Wargames usually feature much more intricate game procedures than typical games. Eurogamers often complain that wargames are "fiddly," apparently believing there's a lot of in-game activity that bears little relevance to the main decision points for the player.
Some of this is bookkeeping work, either with papers or markers, that seeks to track some of the varied factors that affect battle outcomes in the real world such as fatigue, casualties, ammunition, fuel, etc.
Some fiddliness comes from the detailed accounting of military strength, of movement allowance and terrain effects.
Some results from intricate game phasing and procedures that try to account for weapons effects, doctrinal practice or communication.
Wargames are, indeed, rather intricate, and I think this results from a fundamental tension between design goals.
No, this is not another entry in the realism vs. playability debate, although it's related.
No, the tension is between the game designer's need to represent the decision points that the player/commander should influence and the need to provide the entertainment value of the game player as a witness to the spectacle of combat.
A real-life commander at any level has very limited means for knowing what's going on and issuing orders to try to influence the action.
During the battle of Waterloo, for example, Napoleon probably issued no more than a half-dozen orders all day. He certainly wasn't involved in any activity that remotely resembled counting combat factors, coordinating the precise configuration of attacking divisions and assessing exactly how many movement factors were needed to get everyone in position.
When Lee ordered Pickett's Charge at Gettysburg he issued only the most general guidance to Longstreet, with his biggest role being assigning the attacking divisions and specifying the point of attack. A player/Lee will be far more involved in the details.
Some of this work is, of course, a consequence of the physical limitations of a manual wargame, but not all of it is, as can be seen when you look at turn-based computer wargames which could strictly limit the player to a historical amount of control, but typically don't.
Indeed, even a manual wargame doesn't have to get down into the weeds. Is Memoir' 44 an unrealistic wargame because it doesn't have a lot of detail -- or is it actually a more realistic game because the player/commander doesn't do much more than issue general orders to attack or move here or there?
What Memoir'44 doesn't do is allow the player to witness all the activity that's going on. A unit moves, takes a shot (rolls dice) and something happens (or not) to the target. Exactly what going on when the target loses a figure and retreats a hex isn't specified. Are those losses casualties or deserters? Is the retreat orderly or a a near rout?

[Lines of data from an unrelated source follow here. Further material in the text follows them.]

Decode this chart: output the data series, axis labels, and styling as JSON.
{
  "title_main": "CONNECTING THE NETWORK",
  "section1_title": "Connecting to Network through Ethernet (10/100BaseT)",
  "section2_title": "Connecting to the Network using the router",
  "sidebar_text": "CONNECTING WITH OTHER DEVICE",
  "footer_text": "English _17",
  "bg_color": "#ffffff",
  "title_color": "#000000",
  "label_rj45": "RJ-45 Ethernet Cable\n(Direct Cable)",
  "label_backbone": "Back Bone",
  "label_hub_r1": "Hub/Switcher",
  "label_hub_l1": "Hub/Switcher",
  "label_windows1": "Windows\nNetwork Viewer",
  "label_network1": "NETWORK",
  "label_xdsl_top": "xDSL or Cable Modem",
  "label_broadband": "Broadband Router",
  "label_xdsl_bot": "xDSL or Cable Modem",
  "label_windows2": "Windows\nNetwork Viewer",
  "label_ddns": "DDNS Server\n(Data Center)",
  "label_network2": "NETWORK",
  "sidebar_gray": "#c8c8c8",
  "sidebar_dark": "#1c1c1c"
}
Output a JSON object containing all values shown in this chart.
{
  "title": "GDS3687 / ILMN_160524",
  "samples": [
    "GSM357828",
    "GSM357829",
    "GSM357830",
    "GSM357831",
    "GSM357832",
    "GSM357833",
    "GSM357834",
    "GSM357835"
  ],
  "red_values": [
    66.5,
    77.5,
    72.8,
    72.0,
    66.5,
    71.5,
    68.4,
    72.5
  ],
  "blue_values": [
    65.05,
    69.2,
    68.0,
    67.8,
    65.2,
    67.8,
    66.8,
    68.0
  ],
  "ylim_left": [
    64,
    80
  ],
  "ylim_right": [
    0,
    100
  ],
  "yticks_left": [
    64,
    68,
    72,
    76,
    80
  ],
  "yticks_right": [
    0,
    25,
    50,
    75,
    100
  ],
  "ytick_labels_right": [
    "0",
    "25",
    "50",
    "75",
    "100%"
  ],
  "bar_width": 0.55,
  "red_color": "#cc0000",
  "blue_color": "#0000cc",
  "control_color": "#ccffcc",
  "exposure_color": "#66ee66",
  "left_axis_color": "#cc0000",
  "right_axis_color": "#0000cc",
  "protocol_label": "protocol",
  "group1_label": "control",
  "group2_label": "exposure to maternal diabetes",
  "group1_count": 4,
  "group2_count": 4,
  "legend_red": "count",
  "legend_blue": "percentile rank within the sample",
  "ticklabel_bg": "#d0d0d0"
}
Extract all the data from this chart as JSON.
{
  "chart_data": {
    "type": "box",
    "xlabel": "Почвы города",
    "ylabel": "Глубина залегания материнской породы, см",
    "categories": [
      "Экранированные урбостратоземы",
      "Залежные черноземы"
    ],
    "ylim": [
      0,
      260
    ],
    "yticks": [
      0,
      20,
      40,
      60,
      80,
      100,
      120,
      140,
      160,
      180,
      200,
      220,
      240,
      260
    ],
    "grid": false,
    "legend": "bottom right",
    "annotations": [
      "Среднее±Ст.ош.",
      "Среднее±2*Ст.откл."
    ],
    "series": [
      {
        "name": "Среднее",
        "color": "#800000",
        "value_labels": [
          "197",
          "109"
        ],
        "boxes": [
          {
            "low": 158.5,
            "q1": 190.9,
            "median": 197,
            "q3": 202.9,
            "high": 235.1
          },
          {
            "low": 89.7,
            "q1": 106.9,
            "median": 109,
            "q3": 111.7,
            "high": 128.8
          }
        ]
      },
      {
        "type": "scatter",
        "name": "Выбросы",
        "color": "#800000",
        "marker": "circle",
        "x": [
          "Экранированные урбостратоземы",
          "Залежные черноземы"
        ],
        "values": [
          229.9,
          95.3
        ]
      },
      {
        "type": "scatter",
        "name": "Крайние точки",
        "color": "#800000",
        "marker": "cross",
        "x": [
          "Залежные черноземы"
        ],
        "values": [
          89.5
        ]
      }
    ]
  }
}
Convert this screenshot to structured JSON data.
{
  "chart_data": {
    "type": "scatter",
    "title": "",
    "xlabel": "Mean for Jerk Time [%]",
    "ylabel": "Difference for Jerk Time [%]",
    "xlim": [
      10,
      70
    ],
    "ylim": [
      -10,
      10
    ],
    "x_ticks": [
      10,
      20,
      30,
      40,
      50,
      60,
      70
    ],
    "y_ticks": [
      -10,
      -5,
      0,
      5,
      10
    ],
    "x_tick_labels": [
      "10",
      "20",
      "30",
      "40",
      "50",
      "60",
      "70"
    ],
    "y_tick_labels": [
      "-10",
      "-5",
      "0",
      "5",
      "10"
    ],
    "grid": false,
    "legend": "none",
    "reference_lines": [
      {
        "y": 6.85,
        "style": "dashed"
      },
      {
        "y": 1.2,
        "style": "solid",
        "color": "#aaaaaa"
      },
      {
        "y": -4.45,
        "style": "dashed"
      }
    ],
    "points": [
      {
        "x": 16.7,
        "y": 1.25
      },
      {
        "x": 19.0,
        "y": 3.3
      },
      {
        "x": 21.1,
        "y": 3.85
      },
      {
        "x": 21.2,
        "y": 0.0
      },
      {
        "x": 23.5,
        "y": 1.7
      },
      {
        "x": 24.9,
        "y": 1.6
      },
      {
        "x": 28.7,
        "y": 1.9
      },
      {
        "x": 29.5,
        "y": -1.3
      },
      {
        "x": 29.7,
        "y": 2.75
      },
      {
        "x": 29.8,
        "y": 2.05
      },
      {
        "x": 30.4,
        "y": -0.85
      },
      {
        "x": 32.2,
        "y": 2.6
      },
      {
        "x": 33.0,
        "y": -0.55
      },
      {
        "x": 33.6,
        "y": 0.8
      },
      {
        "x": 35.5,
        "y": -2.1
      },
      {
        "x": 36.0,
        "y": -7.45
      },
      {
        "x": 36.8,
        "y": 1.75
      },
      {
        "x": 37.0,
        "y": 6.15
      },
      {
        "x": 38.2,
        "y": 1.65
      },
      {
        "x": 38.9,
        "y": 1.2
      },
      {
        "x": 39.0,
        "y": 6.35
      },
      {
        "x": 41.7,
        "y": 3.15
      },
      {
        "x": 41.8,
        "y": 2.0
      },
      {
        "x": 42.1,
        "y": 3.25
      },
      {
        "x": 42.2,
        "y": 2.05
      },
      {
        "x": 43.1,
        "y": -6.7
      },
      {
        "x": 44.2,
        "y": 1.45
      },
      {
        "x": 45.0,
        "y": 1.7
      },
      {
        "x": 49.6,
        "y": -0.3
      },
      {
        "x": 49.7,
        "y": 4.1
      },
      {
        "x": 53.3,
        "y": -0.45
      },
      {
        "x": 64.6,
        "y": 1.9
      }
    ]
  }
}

At the other end of the spectrum you have a game like Advanced Squad Leader, which depicts the action in excruciating detail, down to the facing of individual tank turrets, the malfunctioning of individual weapons and whether a squad passes through a building or alongside of it. The player has far more control of the action than any real-life commander could dream of. Indeed, the player has more control of each piece than the commander of that piece would have. Maneuvering a tank through a village the player controls every increment of movement, every swing of the turret, while knowing the exact lay of the land -- things even the actual tank commander couldn't do.
But it's entertaining as hell, which is why ASL is such an involving game to play. But witnessing every detail of the action comes at a considerable cost in "fiddliness." And at the end of the day, after executing a half-dozen die rolls and following several procedures you end up with a result -- which could have been expressed as "you lose a half squad and they have to rout to that patch of woods." Not all that different than Memoir '44.
Non wargames can generally dispense with a lot of details because the entertainment value of the game is heavily focused on the decisions of the players and the interactions between them. Exactly how the conflict (if there is any) or other actions are resolved is neither here nor there.
Player decision-making can be important in wargames, too, but it's not even necessarily of first importance. In many wargames the player has surprisingly little real impact on the course of the game and in most wargames there can be a lot of entertainment found in playing the game solitaire. Players of nonwargames may play the game through alone on occasion to learn the rules better or try out a strategy but I don't think they do it regularly. The game's fun is provided by the social interactions and the chance to match wits with an opponent.
On the other hand, a wargame can be very entertaining to play alone because a big chunk of its appeal is in witnessing how the action unfolds. Providing that appeal requires that the "how" be depicted and that, I think, is one of the factors that distinguish wargames from other games.